The rise and now dominance of this emotional approach to morality is an epochal change. It challenges all sorts of traditions. It challenges the bookish way philosophy is conceived by most people. It challenges the Talmudic tradition, with its hyper-rational scrutiny of texts. It challenges the new atheists, who see themselves involved in a war of reason against faith and who have an unwarranted faith in the power of pure reason and in the purity of their own reasoning.
Finally, it should also challenge the very scientists who study morality. They’re good at explaining how people make judgments about harm and fairness, but they still struggle to explain the feelings of awe, transcendence, patriotism, joy and self-sacrifice, which are not ancillary to most people’s moral experiences, but central. The evolutionary approach also leads many scientists to neglect the concept of individual responsibility and makes it hard for them to appreciate that most people struggle toward goodness, not as a means, but as an end in itself.
An interesting article I came across in the New York Times.
Today, many psychologists, cognitive scientists and even philosophers embrace a different view of morality. In this view, moral thinking is more like aesthetics. As we look around the world, we are constantly evaluating what we see. Seeing and evaluating are not two separate processes. They are linked and basically simultaneous.
As Steven Quartz of the California Institute of Technology said during a recent discussion of ethics sponsored by the John Templeton Foundation, “Our brain is computing value at every fraction of a second. Everything that we look at, we form an implicit preference. Some of those make it into our awareness; some of them remain at the level of our unconscious, but ... what our brain is for, what our brain has evolved for, is to find what is of value in our environment.”
Moral judgments are like that. They are rapid intuitive decisions and involve the emotion-processing parts of the brain. Most of us make snap moral judgments about what feels fair or not, or what feels good or not. We start doing this when we are babies, before we have language. And even as adults, we often can’t explain to ourselves why something feels wrong.
The question then becomes: What shapes moral emotions in the first place? The answer has long been evolution, but in recent years there’s an increasing appreciation that evolution isn’t just about competition. It’s also about cooperation within groups. Like bees, humans have long lived or died based on their ability to divide labor, help each other and stand together in the face of common threats. Many of our moral emotions and intuitions reflect that history. We don’t just care about our individual rights, or even the rights of other individuals. We also care about loyalty, respect, traditions, religions. We are all the descendents of successful cooperators.
The rise and now dominance of this emotional approach to morality is an epochal change.
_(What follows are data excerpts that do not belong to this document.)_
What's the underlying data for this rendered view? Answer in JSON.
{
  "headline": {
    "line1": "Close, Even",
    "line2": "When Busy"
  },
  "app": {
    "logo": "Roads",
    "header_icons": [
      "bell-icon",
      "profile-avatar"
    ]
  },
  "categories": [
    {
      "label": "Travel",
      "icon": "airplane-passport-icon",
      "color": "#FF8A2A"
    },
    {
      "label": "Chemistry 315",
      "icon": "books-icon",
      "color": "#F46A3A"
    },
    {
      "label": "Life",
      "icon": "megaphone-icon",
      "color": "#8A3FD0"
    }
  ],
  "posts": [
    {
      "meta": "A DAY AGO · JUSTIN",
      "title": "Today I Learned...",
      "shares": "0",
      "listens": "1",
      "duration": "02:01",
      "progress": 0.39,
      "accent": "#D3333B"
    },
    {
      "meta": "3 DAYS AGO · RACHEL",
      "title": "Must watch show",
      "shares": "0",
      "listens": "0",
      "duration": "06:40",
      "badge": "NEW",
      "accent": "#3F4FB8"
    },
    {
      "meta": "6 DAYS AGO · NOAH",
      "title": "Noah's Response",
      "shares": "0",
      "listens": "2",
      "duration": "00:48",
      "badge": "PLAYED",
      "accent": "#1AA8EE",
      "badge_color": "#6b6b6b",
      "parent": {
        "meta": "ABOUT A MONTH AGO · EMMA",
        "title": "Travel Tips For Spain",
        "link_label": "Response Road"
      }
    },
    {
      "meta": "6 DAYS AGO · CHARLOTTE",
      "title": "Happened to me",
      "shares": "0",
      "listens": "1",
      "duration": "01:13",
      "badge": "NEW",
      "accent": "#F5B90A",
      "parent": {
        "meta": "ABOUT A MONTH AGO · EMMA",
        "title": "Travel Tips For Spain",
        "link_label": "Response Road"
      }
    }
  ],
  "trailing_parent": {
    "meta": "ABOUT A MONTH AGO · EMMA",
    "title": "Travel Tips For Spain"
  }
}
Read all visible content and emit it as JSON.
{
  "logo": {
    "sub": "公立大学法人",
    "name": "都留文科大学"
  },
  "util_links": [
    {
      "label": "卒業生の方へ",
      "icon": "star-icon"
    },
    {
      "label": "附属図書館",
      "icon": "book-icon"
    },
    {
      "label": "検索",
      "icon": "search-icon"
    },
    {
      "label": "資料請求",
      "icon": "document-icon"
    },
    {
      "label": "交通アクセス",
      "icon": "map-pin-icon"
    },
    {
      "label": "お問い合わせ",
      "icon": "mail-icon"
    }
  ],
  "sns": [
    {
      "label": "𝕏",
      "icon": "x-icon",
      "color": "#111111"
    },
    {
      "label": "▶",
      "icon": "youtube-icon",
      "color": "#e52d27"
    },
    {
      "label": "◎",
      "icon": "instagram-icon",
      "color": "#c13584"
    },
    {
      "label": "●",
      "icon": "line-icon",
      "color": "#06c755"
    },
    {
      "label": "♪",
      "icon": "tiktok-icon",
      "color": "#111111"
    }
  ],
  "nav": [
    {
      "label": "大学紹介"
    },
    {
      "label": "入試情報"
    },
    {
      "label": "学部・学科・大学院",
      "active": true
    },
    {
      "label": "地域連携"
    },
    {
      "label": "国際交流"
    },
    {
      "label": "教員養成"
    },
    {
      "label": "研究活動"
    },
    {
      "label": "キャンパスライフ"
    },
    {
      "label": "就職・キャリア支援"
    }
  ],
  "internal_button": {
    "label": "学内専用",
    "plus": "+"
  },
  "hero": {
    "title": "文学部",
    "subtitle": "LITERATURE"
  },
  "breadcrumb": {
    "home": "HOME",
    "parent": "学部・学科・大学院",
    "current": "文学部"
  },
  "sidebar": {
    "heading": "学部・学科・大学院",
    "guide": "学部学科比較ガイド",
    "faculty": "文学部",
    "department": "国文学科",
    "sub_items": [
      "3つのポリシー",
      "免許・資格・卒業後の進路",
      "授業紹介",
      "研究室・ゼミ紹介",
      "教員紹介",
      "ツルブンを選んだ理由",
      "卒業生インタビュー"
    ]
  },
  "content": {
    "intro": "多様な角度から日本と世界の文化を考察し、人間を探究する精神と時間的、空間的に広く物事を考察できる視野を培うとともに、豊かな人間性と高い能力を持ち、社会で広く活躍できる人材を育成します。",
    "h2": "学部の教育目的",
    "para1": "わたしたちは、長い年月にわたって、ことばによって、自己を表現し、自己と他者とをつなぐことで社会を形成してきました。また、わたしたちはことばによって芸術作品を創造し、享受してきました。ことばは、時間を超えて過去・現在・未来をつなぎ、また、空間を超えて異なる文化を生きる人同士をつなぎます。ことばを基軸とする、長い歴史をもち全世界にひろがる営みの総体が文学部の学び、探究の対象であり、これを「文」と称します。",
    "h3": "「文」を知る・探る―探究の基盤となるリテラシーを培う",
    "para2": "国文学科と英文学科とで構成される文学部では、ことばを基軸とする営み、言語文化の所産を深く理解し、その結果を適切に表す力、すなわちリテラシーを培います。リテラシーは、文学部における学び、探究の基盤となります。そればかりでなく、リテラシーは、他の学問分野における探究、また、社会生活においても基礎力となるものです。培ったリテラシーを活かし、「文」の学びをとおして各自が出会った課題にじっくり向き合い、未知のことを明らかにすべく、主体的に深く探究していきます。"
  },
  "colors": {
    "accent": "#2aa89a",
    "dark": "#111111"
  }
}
It challenges all sorts of traditions. It challenges the bookish way philosophy is conceived by most people. It challenges the Talmudic tradition, with its hyper-rational scrutiny of texts. It challenges the new atheists, who see themselves involved in a war of reason against faith and who have an unwarranted faith in the power of pure reason and in the purity of their own reasoning.
Finally, it should also challenge the very scientists who study morality. They’re good at explaining how people make judgments about harm and fairness, but they still struggle to explain the feelings of awe, transcendence, patriotism, joy and self-sacrifice, which are not ancillary to most people’s moral experiences, but central. The evolutionary approach also leads many scientists to neglect the concept of individual responsibility and makes it hard for them to appreciate that most people struggle toward goodness, not as a means, but as an end in itself.
An interesting article I came across in the New York Times.